Certaines de mes hypothèses sur l’attachement préférentiel à l’antécédent le plus accessible ne sont pas validées. D’après les études sur la cohérence et le caractère given-new, je m’attendais à ce qu’une relative longue, qui fournit plus d’informations, soit attachée de façon préférentielle à l’antécédent le moins accessible, N2, car il est relativement nouveau dans le discours : de nouvelles informations, fournies par la relative, sont plus susceptibles de le concerner. Les résultats montrent que plus la relative est longue, plus elle est attachée à N1. La modification des antécédents signalent selon les théories de l’accessibilité (cf. Ariel, 1990, 2001) un référent moins accessible et les relatives dans l’ensemble y sont d’autant plus attachés. Si ce résultat ne valide pas l’hypothèse de la modification, il indique que celle-ci augmente le degré de saillance de l’antécédent.
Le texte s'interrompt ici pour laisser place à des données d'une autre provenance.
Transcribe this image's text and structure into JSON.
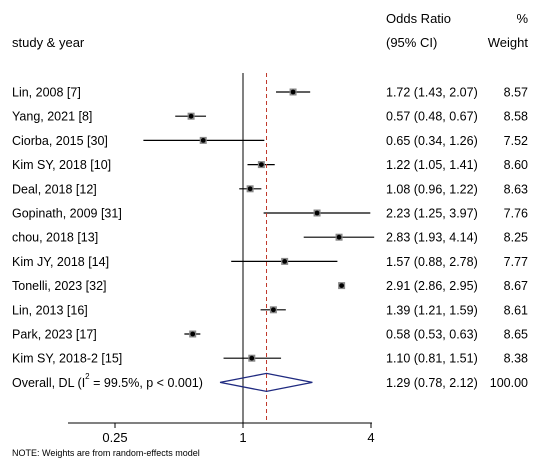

Enfin, les hypothèses sur l’animation des antécédents et la fonction syntaxique de N1 sont validées. Un antécédent animé est proéminent dans le discours et constitue le site d’attachement préféré d’une relative par rapport à un antécédent non-animé. Quand N1 est sujet de la principale, il est dans le focus principal et donc très proéminent. C’est pourquoi il est le plus souvent l’antécédent.

Dans l’ensemble, ce travail montre que la forme des relativiseurs, ainsi que celle des antécédents permettent de signaler le niveau d’accessibilité des entités du discours auxquelles ils font référence. Cela exerce une influence sur les préférences d’attachement, un relativiseur situé plus bas dans la hiérarchie d’accessibilité signale un attachement à un antécédent moins accessible. Un relativiseur plus réduit signale un antécédent hautement accessible, ce qui confirme ce que la centering theory (Brennan et al., 1987; Gordon et al., 1993 ; Grosz et al., 1995 ) a montré de façon extensive : une anaphore pronominale, dont la forme est réduite, est préférée à une anaphore moins réduite quand l’entité du discours est très accessible.